The Power of Technology

Since the industry works with information, its gatekeepers are the most powerful information-brokers on the planet. Information is the key to understanding anything, so the manager of information technology is the de facto gatekeeper to understanding. Every CEO of a large tech company has more knowledge power than the collective entirety of Ancient Rome, and far more efficiently without the breakdown in information transfer from before messages were sent electrically.

In practice, there are only several classes of individuals and groups who maintain all the power:

  1. Corporate executives who approve gigantic and revolutionary projects, with the intent to make lots of money through being the pioneer of an industry.
  2. Large corporations who capitalize on established, reliable technologies, with the intent to make lots of money through mass-produced distribution of those technologies.
  3. Small, individual developers who are lucky enough to become #1 or #2, with their own political agendas and management style changing as they ascend to power.
  4. Independent open-source developers who are typically too geeky to climb to social power, and often value complete software freedom enough that they’re not making a ton of money but contribute to an immense public good.

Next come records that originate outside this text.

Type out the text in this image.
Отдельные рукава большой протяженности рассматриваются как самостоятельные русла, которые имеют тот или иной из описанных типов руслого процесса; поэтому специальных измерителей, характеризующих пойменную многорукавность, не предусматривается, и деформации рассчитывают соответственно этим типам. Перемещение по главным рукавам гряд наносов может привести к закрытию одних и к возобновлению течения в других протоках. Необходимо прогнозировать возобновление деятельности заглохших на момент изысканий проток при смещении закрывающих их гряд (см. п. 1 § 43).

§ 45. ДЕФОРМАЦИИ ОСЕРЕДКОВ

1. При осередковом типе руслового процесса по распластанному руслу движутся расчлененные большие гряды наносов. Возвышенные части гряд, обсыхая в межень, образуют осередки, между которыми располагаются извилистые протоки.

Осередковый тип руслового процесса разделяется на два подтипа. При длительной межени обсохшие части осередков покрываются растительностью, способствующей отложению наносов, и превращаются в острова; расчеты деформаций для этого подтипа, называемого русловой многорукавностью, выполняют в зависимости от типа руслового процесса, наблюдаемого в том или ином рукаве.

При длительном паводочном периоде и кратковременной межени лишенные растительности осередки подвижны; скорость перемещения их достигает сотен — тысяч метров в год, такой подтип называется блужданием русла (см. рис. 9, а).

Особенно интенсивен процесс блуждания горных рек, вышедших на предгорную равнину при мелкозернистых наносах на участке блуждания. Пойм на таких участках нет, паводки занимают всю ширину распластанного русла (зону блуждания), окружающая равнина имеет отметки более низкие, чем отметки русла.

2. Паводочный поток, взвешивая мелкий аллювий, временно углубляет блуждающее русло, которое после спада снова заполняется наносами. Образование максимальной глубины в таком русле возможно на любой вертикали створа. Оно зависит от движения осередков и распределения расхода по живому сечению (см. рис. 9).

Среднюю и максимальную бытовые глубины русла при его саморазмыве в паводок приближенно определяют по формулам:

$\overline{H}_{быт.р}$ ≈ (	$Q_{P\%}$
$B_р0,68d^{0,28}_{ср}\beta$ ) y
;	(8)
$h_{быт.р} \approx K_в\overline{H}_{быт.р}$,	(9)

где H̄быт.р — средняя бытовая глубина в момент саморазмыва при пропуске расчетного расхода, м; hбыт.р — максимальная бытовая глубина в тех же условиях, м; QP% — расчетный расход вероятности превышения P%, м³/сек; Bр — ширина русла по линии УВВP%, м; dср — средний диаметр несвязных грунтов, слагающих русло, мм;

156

As long as young people obsess about trends, they’ll likely never see those power dynamics at play, and the cycle of power changes will repeat endlessly.

The only redemption to tech is that the trends move so fast that no singular corporation can theoretically corner the market, since their technology will become outdated as soon as they blink. There’s also enough pressure by the younger generation to advocate for open-source code, so those large entities must constantly shed at least some of their power to the masses to avoid all the smart kids condemning their business practices.

Like any popular form of power, the technologies of today will probably grow until people feel threatened by it. Then, other forms of power (like governments) will subdue it and regulate it, and everyone will move their attention to yet another technology that gives a new form of power. The internet or AI is doing it right now in the 2020s, and it may be augmented reality or biohacking in the future.

Big Tech Counter-Culture

Typically, an open-source implementation arises once a company fails spectacularly at providing all the features and conveniences they pioneered. Some people in the industry have severe trust issues with the powerful movers and shakers of the technologies and want a free, open society. They range from libertarians to communists, but have a shared hatred of centralized control under the organizations presently running those systems.

These vigilante-style programmers tend to find solace in passion projects directed at things like open-source OS development (e.g., GNU/Linux) that work directly against the interests of FAANG. They tend to build free versions of what already exists, but continually give power to people within the public who are nerdy enough to read the documentation.

Their innovation is often a response to the power plays (e.g., making a video hosting alternative when the primary hosting solution becomes Orwellian), so FLOSS tends to follow the for-profit actions of FAANG companies. Their actions are, therefore, never typically on the bleeding edge of the trends, but can sometimes come mere months afterward. And sometimes, companies can screw up the paperwork revolving around the complexities of intellectual property and accidentally release something open-source that plants the seeds for a future competitor.

Many in the open-source community imagine closed-source will be overtaken by open-source (e.g., Facebook made React), but that reasoning doesn’t resonate with reality. People like to own things when they can profit off it, and people still find a type of profit in open-source through free marketing and free debugging.

After all, young people are willing to volunteer for a cause they believe in, even when it’s silly.